Radical Acceptance: The Key to Letting Go
If it is out of your hands, it deserves freedom from your mind too - Ivan Nuru
So why when we know something is completely out of our control, do so many of us continue to obsess and fret over it?
Rumination.
The American Psychiatric Association (APA) defines rumination as repetitive thinking or dwelling on negative feelings and distress and their causes and consequences.
If there were awards given for the World’s Best Ruminator, I am sure I would be nominated by many friends and family members.
The kicker, what we ruminate about, rarely comes to fruition, and yet the pattern continues.
Until recently, I loathed myself for being unable to break this pattern. I judged my inability to let go and quiet my mind as weakness.
My first memory of ruminating, happened at the ripe old age of 7. It was 1983, there I was, all red ringlets and OshKosk B’gosh overalls, sitting at a tiny desk in my Moreland Hills Elementary classroom. At the time I was petrified to step out of line, a trend that continued well into my people-pleasing early 40s.
The problem, I had this contagious laugh and when you got me going my little chiclet teeth would clatter together and my body would shake like crazy. Worse yet, the more you told me to stop laughing, the more out of control I became. This still happens today at the most inopportune times like funerals and weddings.

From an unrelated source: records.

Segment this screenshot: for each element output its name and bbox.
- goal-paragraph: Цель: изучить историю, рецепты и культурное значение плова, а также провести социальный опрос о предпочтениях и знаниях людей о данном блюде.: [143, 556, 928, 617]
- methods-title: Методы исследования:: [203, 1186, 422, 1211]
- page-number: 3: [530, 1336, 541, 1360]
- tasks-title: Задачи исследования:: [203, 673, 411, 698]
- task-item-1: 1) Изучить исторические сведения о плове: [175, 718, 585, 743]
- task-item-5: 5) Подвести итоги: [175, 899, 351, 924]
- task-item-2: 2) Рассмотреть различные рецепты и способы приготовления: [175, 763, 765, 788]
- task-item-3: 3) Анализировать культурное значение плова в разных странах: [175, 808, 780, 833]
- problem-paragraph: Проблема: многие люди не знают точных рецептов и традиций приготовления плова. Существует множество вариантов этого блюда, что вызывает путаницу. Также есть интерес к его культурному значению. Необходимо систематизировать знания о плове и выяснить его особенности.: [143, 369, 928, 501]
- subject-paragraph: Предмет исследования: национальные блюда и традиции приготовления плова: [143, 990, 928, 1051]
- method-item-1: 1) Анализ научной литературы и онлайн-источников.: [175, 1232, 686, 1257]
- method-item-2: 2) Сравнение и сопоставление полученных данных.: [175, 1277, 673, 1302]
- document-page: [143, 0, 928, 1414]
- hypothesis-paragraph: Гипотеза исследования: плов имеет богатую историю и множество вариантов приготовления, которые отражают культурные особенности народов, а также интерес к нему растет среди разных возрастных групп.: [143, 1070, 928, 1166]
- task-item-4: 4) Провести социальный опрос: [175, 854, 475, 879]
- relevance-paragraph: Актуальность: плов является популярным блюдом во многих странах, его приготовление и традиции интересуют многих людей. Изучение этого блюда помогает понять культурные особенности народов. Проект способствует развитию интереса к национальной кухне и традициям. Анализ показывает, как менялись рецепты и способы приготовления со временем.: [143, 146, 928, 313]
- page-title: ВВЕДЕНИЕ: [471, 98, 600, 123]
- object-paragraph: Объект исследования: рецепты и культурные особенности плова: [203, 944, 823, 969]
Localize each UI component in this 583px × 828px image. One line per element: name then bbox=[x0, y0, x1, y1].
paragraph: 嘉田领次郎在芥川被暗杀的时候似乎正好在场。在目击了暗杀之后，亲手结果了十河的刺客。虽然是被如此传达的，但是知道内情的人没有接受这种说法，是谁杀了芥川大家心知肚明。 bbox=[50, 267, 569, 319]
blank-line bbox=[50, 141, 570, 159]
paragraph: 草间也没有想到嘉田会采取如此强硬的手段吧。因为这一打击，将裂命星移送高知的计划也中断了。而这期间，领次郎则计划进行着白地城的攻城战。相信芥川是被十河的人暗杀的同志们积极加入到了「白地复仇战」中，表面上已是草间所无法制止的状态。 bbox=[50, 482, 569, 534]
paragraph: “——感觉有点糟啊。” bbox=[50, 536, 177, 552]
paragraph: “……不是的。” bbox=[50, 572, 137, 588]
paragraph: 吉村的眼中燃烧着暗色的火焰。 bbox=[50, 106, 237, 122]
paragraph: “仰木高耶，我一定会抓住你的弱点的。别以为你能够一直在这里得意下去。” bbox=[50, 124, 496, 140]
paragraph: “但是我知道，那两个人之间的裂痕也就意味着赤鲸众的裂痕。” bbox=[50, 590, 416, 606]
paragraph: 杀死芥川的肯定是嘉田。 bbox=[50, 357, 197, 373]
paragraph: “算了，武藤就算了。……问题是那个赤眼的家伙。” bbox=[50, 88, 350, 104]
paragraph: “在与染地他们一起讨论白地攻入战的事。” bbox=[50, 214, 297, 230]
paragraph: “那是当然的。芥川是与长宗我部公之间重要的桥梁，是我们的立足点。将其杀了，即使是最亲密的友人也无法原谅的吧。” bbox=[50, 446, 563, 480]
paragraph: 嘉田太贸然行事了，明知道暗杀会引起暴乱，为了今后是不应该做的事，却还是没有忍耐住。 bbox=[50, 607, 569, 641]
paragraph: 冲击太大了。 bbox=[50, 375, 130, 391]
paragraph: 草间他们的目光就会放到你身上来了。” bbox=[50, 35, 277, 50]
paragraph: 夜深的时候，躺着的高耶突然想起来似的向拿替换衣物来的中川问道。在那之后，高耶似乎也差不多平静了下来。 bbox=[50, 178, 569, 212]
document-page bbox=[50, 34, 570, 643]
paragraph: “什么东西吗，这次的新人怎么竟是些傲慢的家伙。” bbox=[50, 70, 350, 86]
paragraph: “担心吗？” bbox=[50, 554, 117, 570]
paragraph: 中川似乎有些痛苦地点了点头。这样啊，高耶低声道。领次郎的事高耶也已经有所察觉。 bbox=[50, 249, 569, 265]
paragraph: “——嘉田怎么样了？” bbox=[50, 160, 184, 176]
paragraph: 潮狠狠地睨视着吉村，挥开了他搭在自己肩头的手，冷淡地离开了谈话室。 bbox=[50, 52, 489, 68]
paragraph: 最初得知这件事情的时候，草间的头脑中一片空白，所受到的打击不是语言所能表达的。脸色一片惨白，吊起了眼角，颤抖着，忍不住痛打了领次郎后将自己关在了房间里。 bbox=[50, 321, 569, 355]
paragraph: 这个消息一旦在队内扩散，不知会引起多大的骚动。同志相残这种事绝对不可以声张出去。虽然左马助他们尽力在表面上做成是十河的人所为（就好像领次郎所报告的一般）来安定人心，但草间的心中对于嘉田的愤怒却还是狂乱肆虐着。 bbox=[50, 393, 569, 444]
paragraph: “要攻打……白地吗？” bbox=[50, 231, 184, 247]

This infamous (in my mind only) Friday afternoon one of my friends said something hilarious (who knows what it was, I was 7 after all), and I just about died laughing. I chuckled furiously until tears ran down my cheeks. The more Mrs. Broaddus told us to stop, the louder we became, until we were forced into the hall as punishment and our names were written on the dreaded blackboard, meaning detention during recess the next school day.
My friends were fine, it was like a badge of honor to them, but I cried and cried. In fact, I carried on about it all weekend (my poor mother). I was inconsolable. It’s like my 7-year old brain, dreamed up the scene from “Game of Thrones” where Cersei Lannister (in this case me) was dragged through the streets naked while the townspeople through feces and yelled ‘shame.’
When I returned to school on Monday, tail between my legs and terror in my heart, I saw that the blackboard had been erased over the weekend, and my detention was completely forgotten by everyone. When my Mom arrived to pickup, I ran to the car, a giant smile filled my tiny face as I proudly told her the chalkboard had been erased and my detention forgotten. As I type this post, I still remember her saying let this be a lesson, so much of what we worry about doesn’t ever happen.
And yet, no matter how hard I tried to stop ruminating, I have never been able to best it.
I have done all the things: journaling, scheduling worry time, playing happy music, movement, shaking, therapy, medication, meditation, forest bathing, and on and on. I was so ashamed that I couldn’t stop my monkey mind that I began to look on rumination as a scarlet letter, a failure, some kind of deficiency of my mind.
I got still, during this holiday break and it dawned on me…I had been ruminating about my rumination (try to process that).
For 47 years I have been furiously trying to control the uncontrollable.
At my wit’s end, I decided to rethink the judgements I held against myself and my so-called “broken mind.”
Instead, I focused on the beautiful things I have created for myself despite being a lifelong worrier. When I reframed rumination as excessive caring about something or someone, the craziest thing happened, I get really grateful and my brain settled down.
When I stopped trying to stop worrying, I actually stopped worrying. HUH?!
Then I remembered another old saying….
What we resist, persists-Carl Jung
In this new year I am going to accept my rumination, and all the vicissitudes of my mind.
Rather than being ashamed of the way my mind works, and trying like hell to control it or “change the channel” as so many therapists and coaches like to say (like that is easy), I am going to love myself and do my best to let go.
I am going to stop trying to stop processing, obsessing, and worrying and instead, recognize rumination for what it is, a sign that I care about something or someone deeply.
Then, I am going to hug that little 7-year old version of myself, and together, we are going to let go, and if we can’t let go, that’s ok too. I am a work in progress.
It is time to be with what is.
What is one thing about yourself you wish to accept in this new year?